The Company's position has no merit. No discipline can be sustained against the grievor. To the extent that a policy stipulates that for unionized employees a positive drug test is, of itself, grounds for discipline or discharge, it is unreasonable and beyond the well accepted standards set out in KVP Co. Ltd. and Lumber & Sawmill Workers’ Union, Local 2537 (1965) 16 L.A.C. 73 (Robinson).

This law is settled. It has been for some time.

Arbitrator Albertyn, in 2015, was also faced with similar facts involving a

Locomotive Engineer who had a negative oral fluid test and a positive urine test. After

referencing a number of supporting decisions of this Office, he concluded in CROA 4365 :

A positive oral fluid test will likely result in a finding of actual impairment, but proof only of past use, as occurred with the Grievor, does not. In the circumstances, I can find no breach of the Grievor’s

responsibilities to perform his work without impairment by drugs or alcohol.

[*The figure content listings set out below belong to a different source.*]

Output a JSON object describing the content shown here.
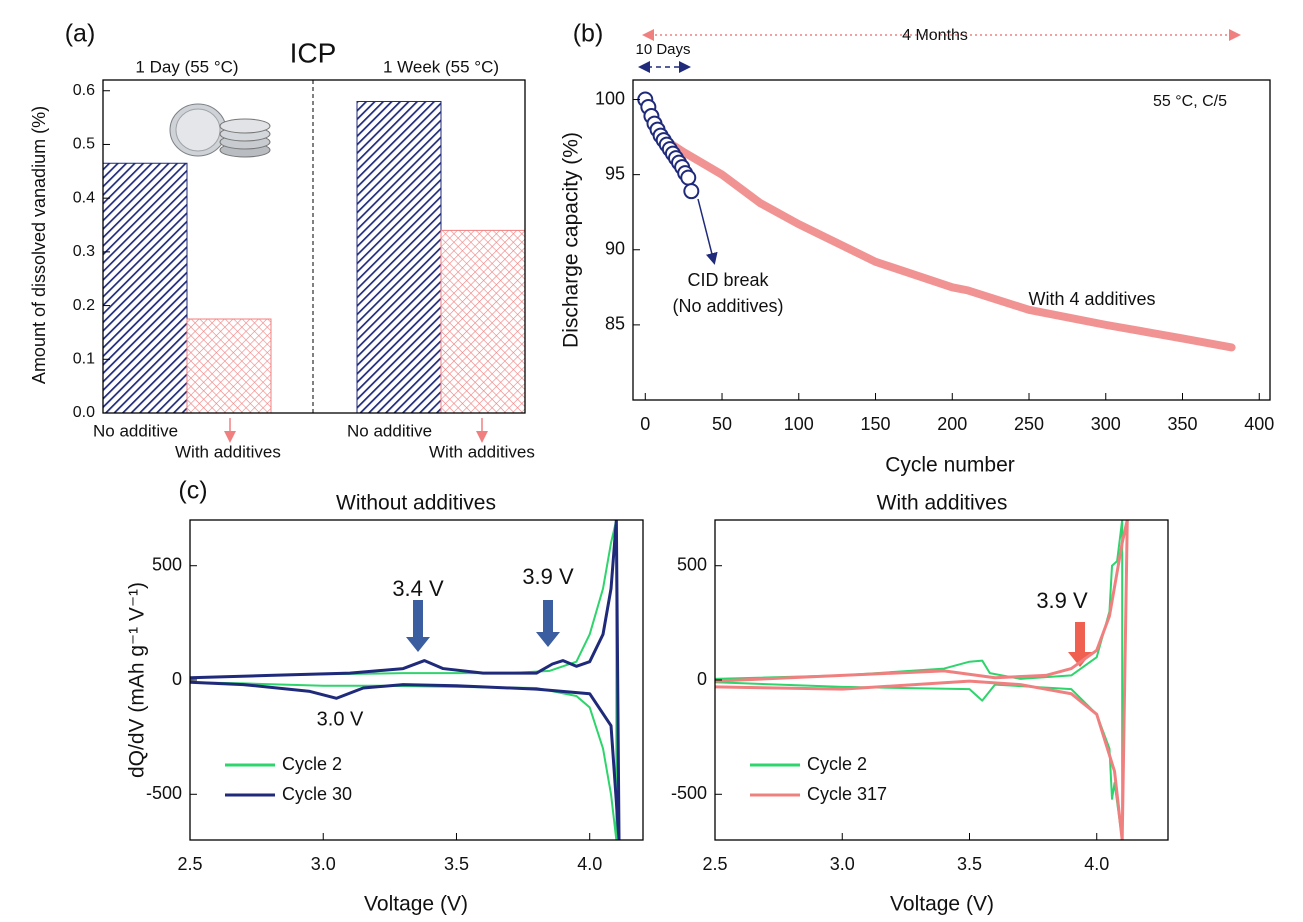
{
  "chart_data": [
    {
      "type": "bar",
      "panel_label": "(a)",
      "title": "ICP",
      "y_label": "Amount of dissolved vanadium (%)",
      "categories": [
        "1 Day (55 °C)",
        "1 Week (55 °C)"
      ],
      "series": [
        {
          "name": "No additive",
          "color": "#1f2a7a",
          "values": [
            0.465,
            0.58
          ]
        },
        {
          "name": "With additives",
          "color": "#f08080",
          "values": [
            0.175,
            0.34
          ]
        }
      ],
      "ylim": [
        0,
        0.62
      ],
      "yticks": [
        {
          "value": 0,
          "label": "0.0"
        },
        0.1,
        0.2,
        0.3,
        0.4,
        0.5,
        0.6
      ]
    },
    {
      "type": "scatter",
      "panel_label": "(b)",
      "x_label": "Cycle number",
      "y_label": "Discharge capacity (%)",
      "annotations": [
        "10 Days",
        "4 Months",
        "55 °C, C/5",
        "CID break",
        "(No additives)"
      ],
      "series": [
        {
          "name": "With 4 additives",
          "color": "#f08080",
          "style": "line",
          "x": [
            0,
            10,
            25,
            50,
            75,
            100,
            150,
            200,
            210,
            250,
            300,
            350,
            382
          ],
          "values": [
            100,
            97.5,
            96.5,
            95,
            93.1,
            91.7,
            89.2,
            87.5,
            87.3,
            86,
            85,
            84.1,
            83.5
          ]
        },
        {
          "color": "#1f2a7a",
          "style": "markers",
          "x": [
            0,
            2,
            4,
            6,
            8,
            10,
            12,
            14,
            16,
            18,
            20,
            22,
            24,
            26,
            28,
            30
          ],
          "values": [
            100,
            99.5,
            98.9,
            98.4,
            98,
            97.6,
            97.3,
            97,
            96.7,
            96.4,
            96.1,
            95.8,
            95.5,
            95.1,
            94.8,
            93.9
          ]
        }
      ],
      "xlim": [
        -8,
        407
      ],
      "ylim": [
        80,
        101.3
      ],
      "xticks": [
        0,
        50,
        100,
        150,
        200,
        250,
        300,
        350,
        400
      ],
      "yticks": [
        85,
        90,
        95,
        100
      ]
    },
    {
      "type": "line",
      "panel_label": "(c)",
      "title": "Without additives",
      "x_label": "Voltage (V)",
      "y_label": "dQ/dV (mAh g⁻¹ V⁻¹)",
      "annotations": [
        "3.4 V",
        "3.9 V",
        "3.0 V"
      ],
      "legend": "lower left",
      "series": [
        {
          "name": "Cycle 2",
          "color": "#2ed46c",
          "x": [
            2.5,
            2.8,
            3.0,
            3.3,
            3.5,
            3.7,
            3.85,
            3.95,
            4.0,
            4.05,
            4.08,
            4.1,
            4.1,
            4.08,
            4.05,
            4.0,
            3.95,
            3.8,
            3.5,
            3.2,
            3.0,
            2.7,
            2.5
          ],
          "values": [
            10,
            20,
            25,
            30,
            30,
            30,
            40,
            80,
            200,
            400,
            600,
            700,
            -700,
            -500,
            -300,
            -120,
            -70,
            -35,
            -30,
            -25,
            -25,
            -15,
            -10
          ]
        },
        {
          "name": "Cycle 30",
          "color": "#1f2a7a",
          "x": [
            2.5,
            2.8,
            3.1,
            3.3,
            3.38,
            3.45,
            3.6,
            3.8,
            3.86,
            3.9,
            3.95,
            4.0,
            4.05,
            4.08,
            4.1,
            4.11,
            4.08,
            4.0,
            3.8,
            3.5,
            3.3,
            3.15,
            3.05,
            2.95,
            2.7,
            2.5
          ],
          "values": [
            10,
            20,
            30,
            50,
            85,
            50,
            30,
            30,
            70,
            85,
            60,
            80,
            200,
            400,
            700,
            -700,
            -200,
            -60,
            -40,
            -25,
            -20,
            -35,
            -80,
            -50,
            -20,
            -10
          ]
        }
      ],
      "xlim": [
        2.5,
        4.2
      ],
      "ylim": [
        -700,
        700
      ],
      "xticks": [
        2.5,
        {
          "value": 3,
          "label": "3.0"
        },
        3.5,
        {
          "value": 4,
          "label": "4.0"
        }
      ],
      "yticks": [
        -500,
        0,
        500
      ]
    },
    {
      "type": "line",
      "title": "With additives",
      "x_label": "Voltage (V)",
      "annotations": [
        "3.9 V"
      ],
      "legend": "lower left",
      "series": [
        {
          "name": "Cycle 2",
          "color": "#2ed46c",
          "x": [
            2.5,
            3.0,
            3.4,
            3.5,
            3.55,
            3.58,
            3.7,
            3.9,
            4.0,
            4.05,
            4.06,
            4.08,
            4.1,
            4.1,
            4.07,
            4.06,
            4.05,
            4.0,
            3.9,
            3.6,
            3.55,
            3.5,
            3.0,
            2.5
          ],
          "values": [
            5,
            20,
            50,
            80,
            85,
            30,
            5,
            20,
            100,
            300,
            500,
            520,
            700,
            -700,
            -450,
            -520,
            -300,
            -150,
            -40,
            -20,
            -90,
            -40,
            -30,
            -10
          ]
        },
        {
          "name": "Cycle 317",
          "color": "#f08080",
          "x": [
            2.5,
            3.0,
            3.4,
            3.6,
            3.8,
            3.9,
            4.0,
            4.05,
            4.1,
            4.12,
            4.1,
            4.07,
            4.0,
            3.9,
            3.7,
            3.5,
            3.0,
            2.5
          ],
          "values": [
            -5,
            20,
            40,
            10,
            20,
            50,
            130,
            280,
            600,
            700,
            -700,
            -400,
            -150,
            -60,
            -20,
            -5,
            -40,
            -30
          ]
        }
      ],
      "xlim": [
        2.5,
        4.28
      ],
      "ylim": [
        -700,
        700
      ],
      "xticks": [
        2.5,
        {
          "value": 3,
          "label": "3.0"
        },
        3.5,
        {
          "value": 4,
          "label": "4.0"
        }
      ],
      "yticks": [
        -500,
        0,
        500
      ]
    }
  ]
}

In the 2015 awards of CROA 4399 and CROA 4400 , Arbitrator Silverman upheld

the grievance of a Locomotive Engineer and Conductor, respectively, citing the same

jurisprudence and “…noting that the law on the issue is settled”.

In 2017, Arbitrator Clarke followed the lengthy line of cases in this area and

concluded in CROA 4524 :

CP had the burden of proof to demonstrate that Mr. Playfair was impaired at the time of the November 15, 2015 incident. As numerous CROA decisions have already noted, it is not enough to show that a urine test indicates an employee may have traces of marijuana is his/her system. Those results do not demonstrate impairment at the material time. In Mr. Playfair’s situation, he tested negative for the more specific oral fluid drug test.

Arbitrator Sims followed Arbitrator Clarke and came to the same conclusion in

CROA 4584.

Most recently, Arbitrator Weatherill, in CROA&DR 4695-M , dealt with a dismissal

grievance involving a foreman who was subject to a substance abuse test after a derail

incident. The results were a negative breath alcohol and oral fluid test and a positive urine

test, results which are similar to a number of these cases including the one before this

arbitrator. Citing Arbitrator Picher in CROA 4240 , Arbitrator Weatherill noted that having

marijuana in one’s body is not conclusive of impairment. He states:

Having traces of marijuana in the body may raise a question of whether there is impairment, but that bit of evidence by itself is not enough to establish impairment, whereas the negative breath alcohol and oral fluid tests strongly indicate that there was not. There is no suggestion

whatever that the grievor’s conduct, movements or verbal behaviour were indicative of impairment.

I have no difficulty arriving at the same conclusion reached by Arbitrator Weatherill,

as have other arbitrators from this Office before him, that a urine drug test that uncovers

traces of marijuana is not conclusive of impairment. As he succinctly put it “…that bit of

evidence by itself in not enough to establish impairment, whereas the negative breath

alcohol and oral fluid tests strongly indicate there was not ”. Apart from the stand-alone

unreliability of the urine test as an indicator of impairment, it is noteworthy that Arbitrator

Weatherill cited the contradictory results between the oral fluid test and the urine drug

test as further support for his finding of insufficient evidence of impairment.

The final issue is with respect to the Union’s request for damages. This request

must be put into context. Cannabis has only been legislated as a legal substance for

approximately one year. The rules relating to criminal enforcement for its possession and

use are no longer applicable. With this in mind, I do not view that it is appropriate to

consider an award of damages at this time despite the repeated findings of this Office

that a positive drug urine test is not of itself evidence of impairment.

The grievor shall be reinstated to his employment, without loss of seniority, and

with full compensation for his loss of earnings.